While the worlds of big data and the traditional data warehouse will intersect, they are unlikely to merge anytime soon. Think of a data warehouse as a system of record for business intelligence, much like a customer relationship management (CRM) or accounting system. These systems are highly structured and optimized for specific purposes. In addition, these systems of record tend to be highly centralized.
The diagram shows a typical approach to data flows with warehouses and marts:
Organizations will inevitably continue to use data warehouses to manage the type of structured and operational data that characterizes systems of record. These data warehouses will still provide business analysts with the ability to analyze key data, trends, and so on. However, the advent of big data is both challenging the role of the data warehouse and providing a complementary approach.
Think of the relationship between the data warehouse and big data as merging to become a hybrid structure. In this hybrid model, the highly structured optimized operational data remains in the tightly controlled data warehouse, while the data that is highly distributed and subject to change in real time is controlled by a Hadoop-based (or similar NoSQL) infrastructure.

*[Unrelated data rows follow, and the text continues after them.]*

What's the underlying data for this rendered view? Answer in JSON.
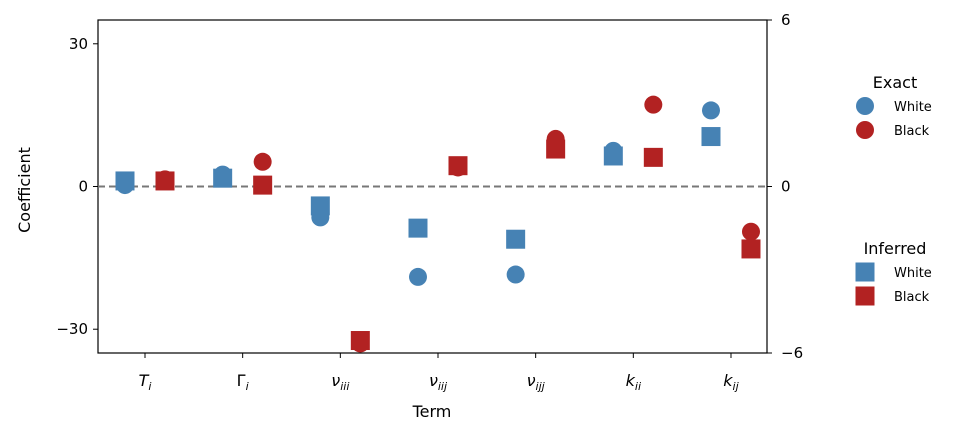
{
  "chart_data": {
    "type": "scatter",
    "categories": [
      "T_i",
      "Γ_i",
      "ν_iii",
      "ν_iij",
      "ν_ijj",
      "k_ii",
      "k_ij"
    ],
    "xlabel": "Term",
    "ylabel": "Coefficient",
    "ylim_left": [
      -35,
      35
    ],
    "yticks_left": [
      -30,
      0,
      30
    ],
    "ylim_right": [
      -6,
      6
    ],
    "yticks_right": [
      -6,
      0,
      6
    ],
    "tick_labels_left": [
      "−30",
      "0",
      "30"
    ],
    "tick_labels_right": [
      "−6",
      "0",
      "6"
    ],
    "zero_line": true,
    "grid": false,
    "legends": [
      {
        "title": "Exact",
        "marker": "circle",
        "entries": [
          {
            "label": "White",
            "color": "#4682b4"
          },
          {
            "label": "Black",
            "color": "#b22222"
          }
        ]
      },
      {
        "title": "Inferred",
        "marker": "square",
        "entries": [
          {
            "label": "White",
            "color": "#4682b4"
          },
          {
            "label": "Black",
            "color": "#b22222"
          }
        ]
      }
    ],
    "legend_placement": "outside-right",
    "series": [
      {
        "group": "Exact",
        "label": "White",
        "marker": "circle",
        "color": "#4682b4",
        "axis": "left",
        "values": [
          0.3,
          2.5,
          -6.5,
          -19.0,
          -18.5,
          7.5,
          16.0
        ]
      },
      {
        "group": "Exact",
        "label": "Black",
        "marker": "circle",
        "color": "#b22222",
        "axis": "left",
        "values": [
          1.5,
          5.2,
          -33.0,
          4.0,
          10.0,
          17.2,
          -9.5
        ]
      },
      {
        "group": "Inferred",
        "label": "White",
        "marker": "square",
        "color": "#4682b4",
        "axis": "right",
        "values": [
          0.2,
          0.3,
          -0.7,
          -1.5,
          -1.9,
          1.1,
          1.8
        ]
      },
      {
        "group": "Inferred",
        "label": "Black",
        "marker": "square",
        "color": "#b22222",
        "axis": "right",
        "values": [
          0.2,
          0.05,
          -5.55,
          0.75,
          1.35,
          1.05,
          -2.25
        ]
      }
    ]
  }
}
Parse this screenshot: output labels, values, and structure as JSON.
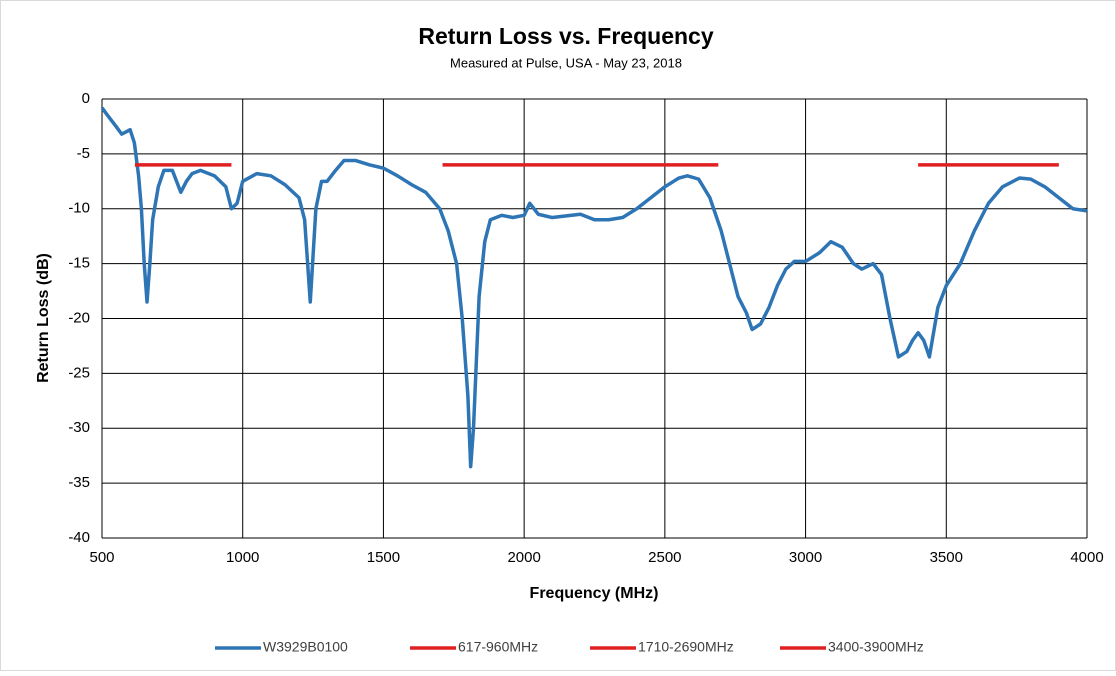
{
  "chart_data": {
    "type": "line",
    "title": "Return Loss vs. Frequency",
    "subtitle": "Measured at Pulse, USA - May 23, 2018",
    "x_label": "Frequency (MHz)",
    "y_label": "Return Loss (dB)",
    "xlim": [
      500,
      4000
    ],
    "xticks": [
      500,
      1000,
      1500,
      2000,
      2500,
      3000,
      3500,
      4000
    ],
    "ylim": [
      -40,
      0
    ],
    "yticks": [
      0,
      -5,
      -10,
      -15,
      -20,
      -25,
      -30,
      -35,
      -40
    ],
    "grid": true,
    "legend": "bottom",
    "series": [
      {
        "name": "W3929B0100",
        "color": "#2e75b6",
        "x": [
          500,
          520,
          550,
          570,
          600,
          615,
          630,
          640,
          650,
          660,
          670,
          680,
          700,
          720,
          750,
          780,
          800,
          820,
          850,
          900,
          940,
          960,
          980,
          1000,
          1050,
          1100,
          1150,
          1200,
          1220,
          1240,
          1260,
          1280,
          1300,
          1330,
          1360,
          1400,
          1450,
          1500,
          1550,
          1600,
          1650,
          1700,
          1730,
          1760,
          1780,
          1800,
          1810,
          1820,
          1840,
          1860,
          1880,
          1920,
          1960,
          2000,
          2020,
          2050,
          2100,
          2200,
          2250,
          2300,
          2350,
          2400,
          2450,
          2500,
          2550,
          2580,
          2620,
          2660,
          2700,
          2730,
          2760,
          2790,
          2810,
          2840,
          2870,
          2900,
          2930,
          2960,
          3000,
          3050,
          3090,
          3130,
          3170,
          3200,
          3240,
          3270,
          3300,
          3330,
          3360,
          3380,
          3400,
          3420,
          3440,
          3470,
          3500,
          3550,
          3600,
          3650,
          3700,
          3760,
          3800,
          3850,
          3900,
          3950,
          4000
        ],
        "values": [
          -0.8,
          -1.5,
          -2.5,
          -3.2,
          -2.8,
          -4,
          -7,
          -10,
          -15,
          -18.5,
          -15,
          -11,
          -8,
          -6.5,
          -6.5,
          -8.5,
          -7.5,
          -6.8,
          -6.5,
          -7,
          -8,
          -10,
          -9.5,
          -7.5,
          -6.8,
          -7,
          -7.8,
          -9,
          -11,
          -18.5,
          -10,
          -7.5,
          -7.5,
          -6.5,
          -5.6,
          -5.6,
          -6,
          -6.3,
          -7,
          -7.8,
          -8.5,
          -10,
          -12,
          -15,
          -20,
          -27,
          -33.5,
          -30,
          -18,
          -13,
          -11,
          -10.6,
          -10.8,
          -10.6,
          -9.5,
          -10.5,
          -10.8,
          -10.5,
          -11,
          -11,
          -10.8,
          -10,
          -9,
          -8,
          -7.2,
          -7,
          -7.3,
          -9,
          -12,
          -15,
          -18,
          -19.5,
          -21,
          -20.5,
          -19,
          -17,
          -15.5,
          -14.8,
          -14.8,
          -14,
          -13,
          -13.5,
          -15,
          -15.5,
          -15,
          -16,
          -20,
          -23.5,
          -23,
          -22,
          -21.3,
          -22,
          -23.5,
          -19,
          -17,
          -15,
          -12,
          -9.5,
          -8,
          -7.2,
          -7.3,
          -8,
          -9,
          -10,
          -10.2
        ]
      },
      {
        "name": "617-960MHz",
        "color": "#e02020",
        "x": [
          617,
          960
        ],
        "values": [
          -6,
          -6
        ]
      },
      {
        "name": "1710-2690MHz",
        "color": "#e02020",
        "x": [
          1710,
          2690
        ],
        "values": [
          -6,
          -6
        ]
      },
      {
        "name": "3400-3900MHz",
        "color": "#e02020",
        "x": [
          3400,
          3900
        ],
        "values": [
          -6,
          -6
        ]
      }
    ]
  }
}
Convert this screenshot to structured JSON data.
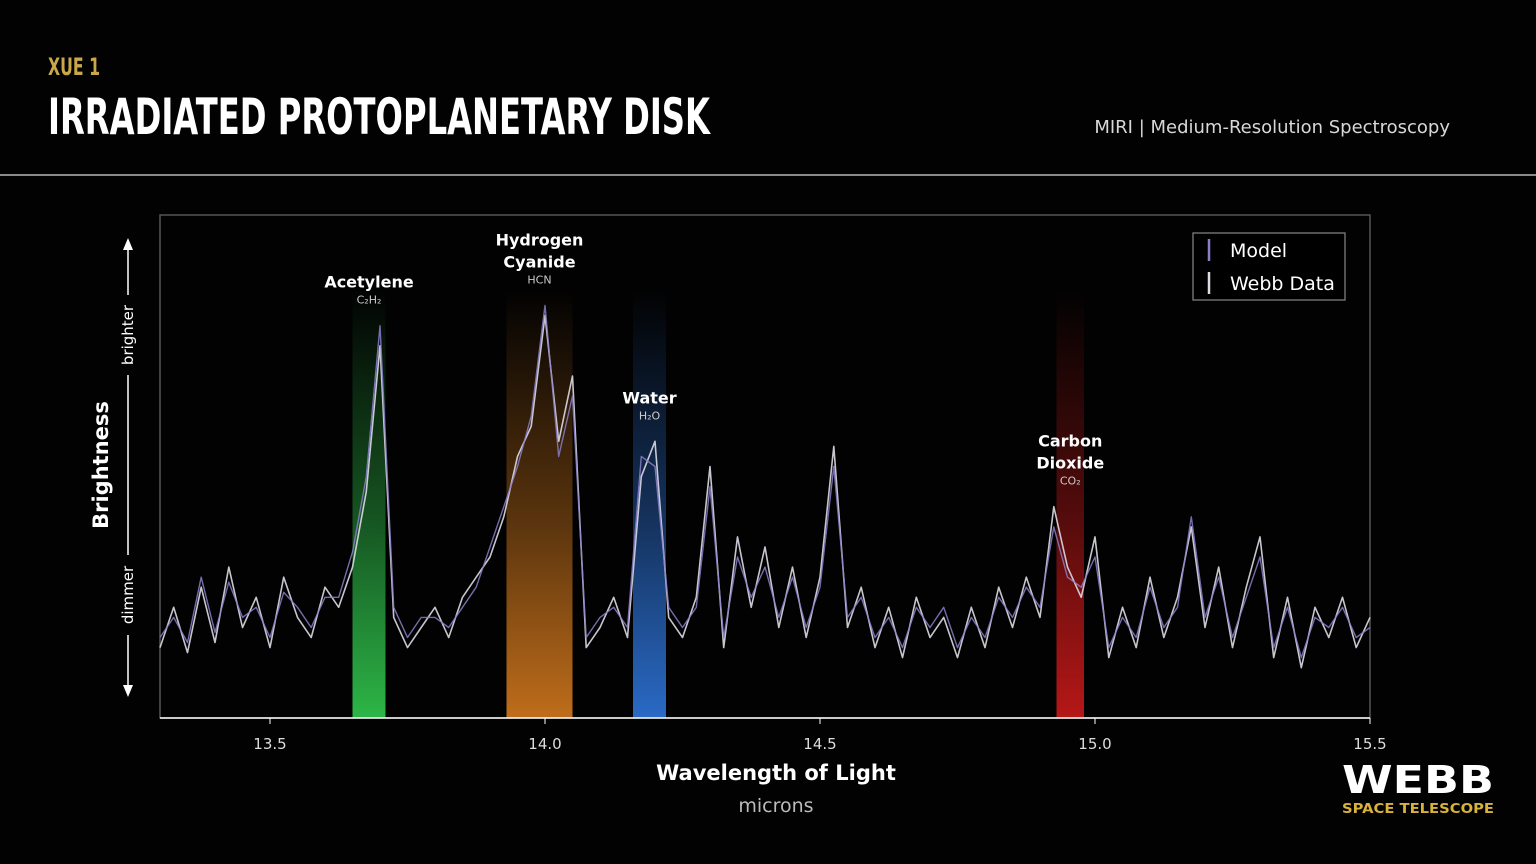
{
  "header": {
    "kicker": "XUE 1",
    "title": "IRRADIATED PROTOPLANETARY DISK",
    "instrument": "MIRI | Medium-Resolution Spectroscopy"
  },
  "logo": {
    "name": "WEBB",
    "subtitle": "SPACE TELESCOPE"
  },
  "chart_data": {
    "type": "line",
    "x_label": "Wavelength of Light",
    "x_unit": "microns",
    "y_label": "Brightness",
    "y_high": "brighter",
    "y_low": "dimmer",
    "xlim": [
      13.3,
      15.5
    ],
    "xticks": [
      13.5,
      {
        "value": 14,
        "label": "14.0"
      },
      14.5,
      {
        "value": 15,
        "label": "15.0"
      },
      15.5
    ],
    "ylim": [
      0,
      100
    ],
    "legend": "upper right",
    "x": [
      13.3,
      13.325,
      13.35,
      13.375,
      13.4,
      13.425,
      13.45,
      13.475,
      13.5,
      13.525,
      13.55,
      13.575,
      13.6,
      13.625,
      13.65,
      13.675,
      13.7,
      13.725,
      13.75,
      13.775,
      13.8,
      13.825,
      13.85,
      13.875,
      13.9,
      13.925,
      13.95,
      13.975,
      14.0,
      14.025,
      14.05,
      14.075,
      14.1,
      14.125,
      14.15,
      14.175,
      14.2,
      14.225,
      14.25,
      14.275,
      14.3,
      14.325,
      14.35,
      14.375,
      14.4,
      14.425,
      14.45,
      14.475,
      14.5,
      14.525,
      14.55,
      14.575,
      14.6,
      14.625,
      14.65,
      14.675,
      14.7,
      14.725,
      14.75,
      14.775,
      14.8,
      14.825,
      14.85,
      14.875,
      14.9,
      14.925,
      14.95,
      14.975,
      15.0,
      15.025,
      15.05,
      15.075,
      15.1,
      15.125,
      15.15,
      15.175,
      15.2,
      15.225,
      15.25,
      15.275,
      15.3,
      15.325,
      15.35,
      15.375,
      15.4,
      15.425,
      15.45,
      15.475,
      15.5
    ],
    "series": [
      {
        "name": "Webb Data",
        "color": "#dcdce4",
        "values": [
          14,
          22,
          13,
          26,
          15,
          30,
          18,
          24,
          14,
          28,
          20,
          16,
          26,
          22,
          30,
          45,
          74,
          20,
          14,
          18,
          22,
          16,
          24,
          28,
          32,
          40,
          52,
          58,
          80,
          55,
          68,
          14,
          18,
          24,
          16,
          48,
          55,
          20,
          16,
          24,
          50,
          14,
          36,
          22,
          34,
          18,
          30,
          16,
          28,
          54,
          18,
          26,
          14,
          22,
          12,
          24,
          16,
          20,
          12,
          22,
          14,
          26,
          18,
          28,
          20,
          42,
          30,
          24,
          36,
          12,
          22,
          14,
          28,
          16,
          24,
          38,
          18,
          30,
          14,
          26,
          36,
          12,
          24,
          10,
          22,
          16,
          24,
          14,
          20
        ]
      },
      {
        "name": "Model",
        "color": "#8b7fc9",
        "values": [
          16,
          20,
          15,
          28,
          17,
          27,
          20,
          22,
          16,
          25,
          22,
          18,
          24,
          24,
          33,
          48,
          78,
          22,
          16,
          20,
          20,
          18,
          22,
          26,
          34,
          42,
          50,
          60,
          82,
          52,
          64,
          16,
          20,
          22,
          18,
          52,
          50,
          22,
          18,
          22,
          46,
          16,
          32,
          24,
          30,
          20,
          28,
          18,
          26,
          50,
          20,
          24,
          16,
          20,
          14,
          22,
          18,
          22,
          14,
          20,
          16,
          24,
          20,
          26,
          22,
          38,
          28,
          26,
          32,
          14,
          20,
          16,
          26,
          18,
          22,
          40,
          20,
          28,
          16,
          24,
          32,
          14,
          22,
          12,
          20,
          18,
          22,
          16,
          18
        ]
      }
    ],
    "bands": [
      {
        "lines": [
          "Acetylene"
        ],
        "formula": "C₂H₂",
        "range": [
          13.65,
          13.71
        ],
        "color": "#2fbf4a"
      },
      {
        "lines": [
          "Hydrogen",
          "Cyanide"
        ],
        "formula": "HCN",
        "range": [
          13.93,
          14.05
        ],
        "color": "#c9731c"
      },
      {
        "lines": [
          "Water"
        ],
        "formula": "H₂O",
        "range": [
          14.16,
          14.22
        ],
        "color": "#2c6fd0"
      },
      {
        "lines": [
          "Carbon",
          "Dioxide"
        ],
        "formula": "CO₂",
        "range": [
          14.93,
          14.98
        ],
        "color": "#c01818"
      }
    ]
  }
}
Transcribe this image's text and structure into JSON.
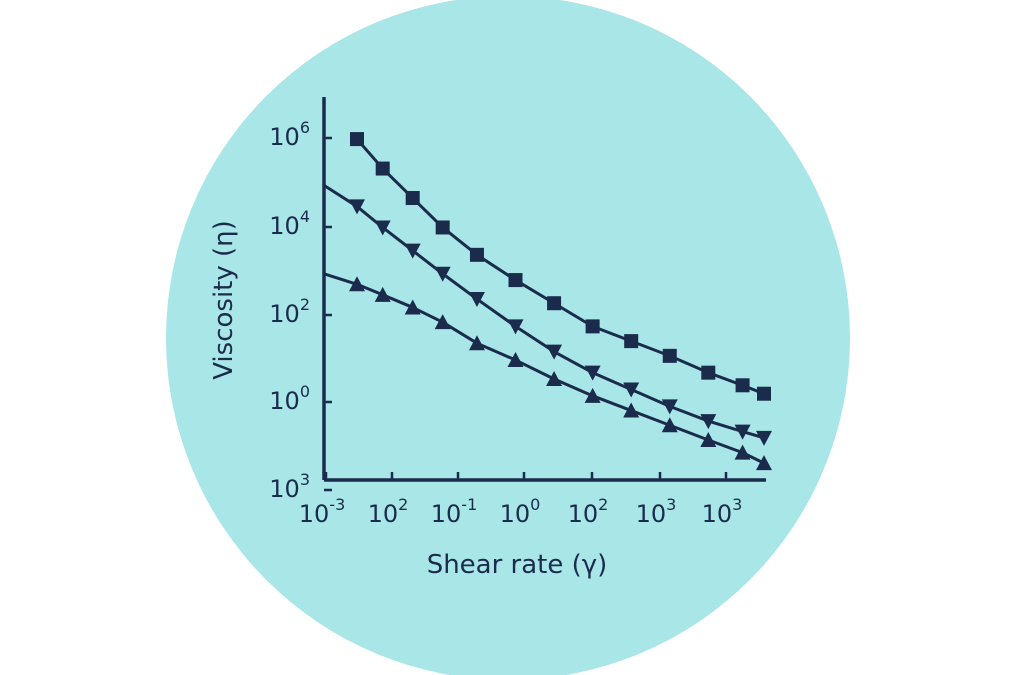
{
  "colors": {
    "background_circle": "#a8e6e8",
    "ink": "#1b2b4c",
    "page": "#ffffff"
  },
  "chart_data": {
    "type": "line",
    "title": "",
    "xlabel": "Shear rate (γ)",
    "ylabel": "Viscosity (η)",
    "x_scale": "log",
    "y_scale": "log",
    "x_tick_labels": [
      {
        "base": "10",
        "exp": "-3"
      },
      {
        "base": "10",
        "exp": "2"
      },
      {
        "base": "10",
        "exp": "-1"
      },
      {
        "base": "10",
        "exp": "0"
      },
      {
        "base": "10",
        "exp": "2"
      },
      {
        "base": "10",
        "exp": "3"
      },
      {
        "base": "10",
        "exp": "3"
      }
    ],
    "y_tick_labels": [
      {
        "base": "10",
        "exp": "6"
      },
      {
        "base": "10",
        "exp": "4"
      },
      {
        "base": "10",
        "exp": "2"
      },
      {
        "base": "10",
        "exp": "0"
      },
      {
        "base": "10",
        "exp": "3"
      }
    ],
    "y_range_log10": [
      -2.1,
      7.0
    ],
    "grid": false,
    "legend": "none",
    "x_point_positions": [
      0.05,
      0.11,
      0.18,
      0.25,
      0.33,
      0.42,
      0.51,
      0.6,
      0.69,
      0.78,
      0.87,
      0.95,
      1.0
    ],
    "series": [
      {
        "marker": "square",
        "line_start_log10": null,
        "log10_values": [
          6.0,
          5.3,
          4.6,
          3.9,
          3.25,
          2.65,
          2.1,
          1.55,
          1.2,
          0.85,
          0.45,
          0.15,
          -0.05
        ]
      },
      {
        "marker": "triangle-down",
        "line_start_log10": 4.9,
        "log10_values": [
          4.4,
          3.9,
          3.35,
          2.8,
          2.2,
          1.55,
          0.95,
          0.45,
          0.05,
          -0.35,
          -0.7,
          -0.95,
          -1.1
        ]
      },
      {
        "marker": "triangle-up",
        "line_start_log10": 2.8,
        "log10_values": [
          2.55,
          2.3,
          2.0,
          1.65,
          1.15,
          0.75,
          0.3,
          -0.1,
          -0.45,
          -0.8,
          -1.15,
          -1.45,
          -1.7
        ]
      }
    ]
  }
}
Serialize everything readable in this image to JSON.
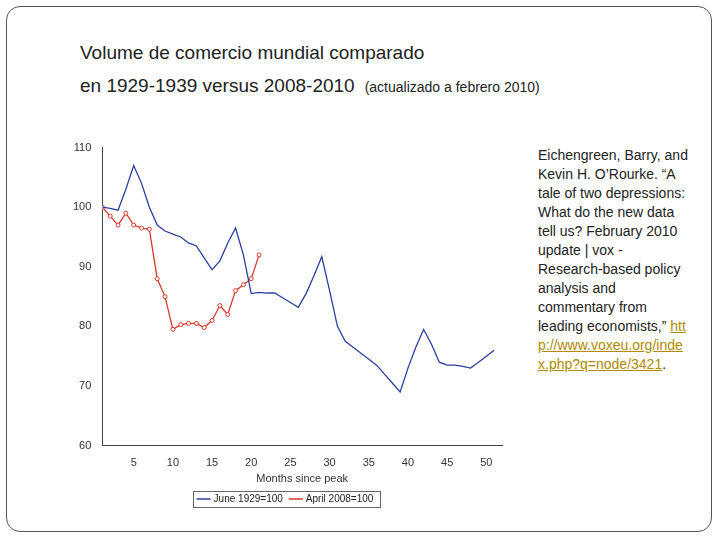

It's inevitable that operational and structured data will have to interact in the world of big data, where the information sources have not (necessarily) been cleansed or profiled. Increasingly, organizations are understanding that they have a business requirement to be able to combine traditional data warehouses with their historical business data sources with less structured and vetted big data sources. A hybrid approach supporting traditional and big data sources can help to accomplish these business goals.